Ingredients:

  • 250g All-purpose flour
  • 150g Unsalted butter, cubed and frozen
  • 1 tsp Sea salt
  • 60ml Ice-cold water
  • 480ml Heavy cream
  • 240ml Whole milk
  • 4 Large egg yolks
  • 2 Large whole eggs
  • 100g Monk fruit sweetener
  • 2 tbsp High-quality vanilla bean paste
  • 1.5 tsp Ground Ceylon cinnamon
  • 0.25 tsp Grated nutmeg

Instructions:

  1. Pulse the 250g flour, 1 tsp salt, and 150g frozen butter until it looks like coarse crumbs. Note: Tiny lumps of butter are good for flakiness.
  2. Drizzle 60ml ice cold water into the mix, stirring until a dough just starts to form.
  3. Wrap the dough tightly and chill in the fridge for at least 1 hour until firm and cold.
  4. Roll the dough out on a floured surface and fit it into your 23cm pie dish.
  5. Blind bake at 200°C with weights for 15 minutes until edges are pale gold.
  6. Simmer the 480ml cream, 240ml milk, 1.5 tsp cinnamon, and 0.25 tsp nutmeg in a saucepan.
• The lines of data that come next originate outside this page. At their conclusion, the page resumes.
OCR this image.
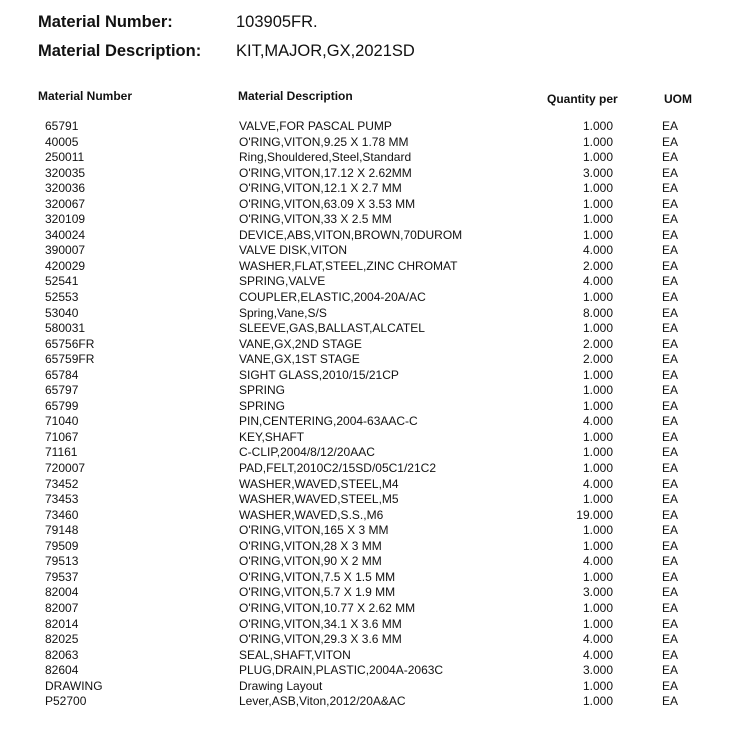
Material Number:	103905FR.
Material Description: KIT,MAJOR,GX,2021SD
Material Number	Material Description	Quantity per	UOM
65791	VALVE,FOR PASCAL PUMP	1.000	EA
40005	O'RING,VITON,9.25 X 1.78 MM	1.000	EA
250011	Ring,Shouldered,Steel,Standard	1.000	EA
320035	O'RING,VITON,17.12 X 2.62MM	3.000	EA
320036	O'RING,VITON,12.1 X 2.7 MM	1.000	EA
320067	O'RING,VITON,63.09 X 3.53 MM	1.000	EA
320109	O'RING,VITON,33 X 2.5 MM	1.000	EA
340024	DEVICE,ABS,VITON,BROWN,70DUROM	1.000	EA
390007	VALVE DISK,VITON	4.000	EA
420029	WASHER,FLAT,STEEL,ZINC CHROMAT	2.000	EA
52541	SPRING,VALVE	4.000	EA
52553	COUPLER,ELASTIC,2004-20A/AC	1.000	EA
53040	Spring,Vane,S/S	8.000	EA
580031	SLEEVE,GAS,BALLAST,ALCATEL	1.000	EA
65756FR	VANE,GX,2ND STAGE	2.000	EA
65759FR	VANE,GX,1ST STAGE	2.000	EA
65784	SIGHT GLASS,2010/15/21CP	1.000	EA
65797	SPRING	1.000	EA
65799	SPRING	1.000	EA
71040	PIN,CENTERING,2004-63AAC-C	4.000	EA
71067	KEY,SHAFT	1.000	EA
71161	C-CLIP,2004/8/12/20AAC	1.000	EA
720007	PAD,FELT,2010C2/15SD/05C1/21C2	1.000	EA
73452	WASHER,WAVED,STEEL,M4	4.000	EA
73453	WASHER,WAVED,STEEL,M5	1.000	EA
73460	WASHER,WAVED,S.S.,M6	19.000	EA
79148	O'RING,VITON,165 X 3 MM	1.000	EA
79509	O'RING,VITON,28 X 3 MM	1.000	EA
79513	O'RING,VITON,90 X 2 MM	4.000	EA
79537	O'RING,VITON,7.5 X 1.5 MM	1.000	EA
82004	O'RING,VITON,5.7 X 1.9 MM	3.000	EA
82007	O'RING,VITON,10.77 X 2.62 MM	1.000	EA
82014	O'RING,VITON,34.1 X 3.6 MM	1.000	EA
82025	O'RING,VITON,29.3 X 3.6 MM	4.000	EA
82063	SEAL,SHAFT,VITON	4.000	EA
82604	PLUG,DRAIN,PLASTIC,2004A-2063C	3.000	EA
DRAWING	Drawing Layout	1.000	EA
P52700	Lever,ASB,Viton,2012/20A&AC	1.000	EA
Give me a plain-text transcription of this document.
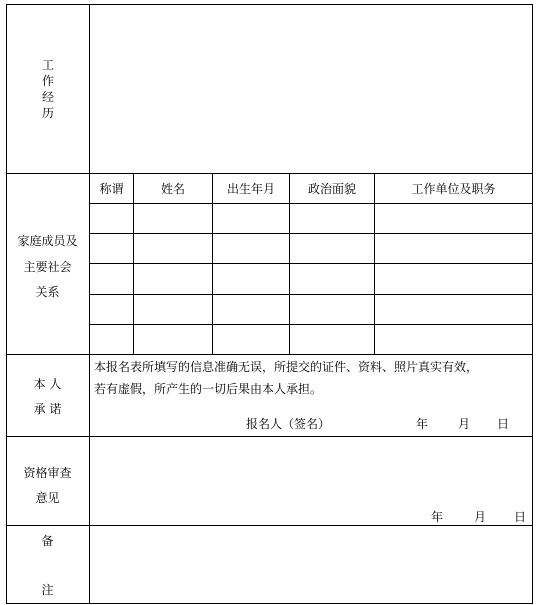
工
作
经
历
家庭成员及
主要社会
关系
称谓	姓名	出生年月	政治面貌	工作单位及职务
本 人
承 诺
本报名表所填写的信息准确无误，所提交的证件、资料、照片真实有效，
若有虚假，所产生的一切后果由本人承担。
报名人（签名）	年 月 日
资格审查
意见
年	月 日
备
注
Note: Do not let it reach a rolling boil.
  7. Whisk the 4 egg yolks, 2 whole eggs, 100g monk fruit, and 2 tbsp vanilla paste in a bowl.
  8. Temper the eggs by slowly pouring the warm milk mixture into the egg bowl while whisking constantly.
  9. Strain the custard through a sieve directly into the pre baked pie shell.
  10. Bake at 160°C for 30 minutes until the center has a slight wobble.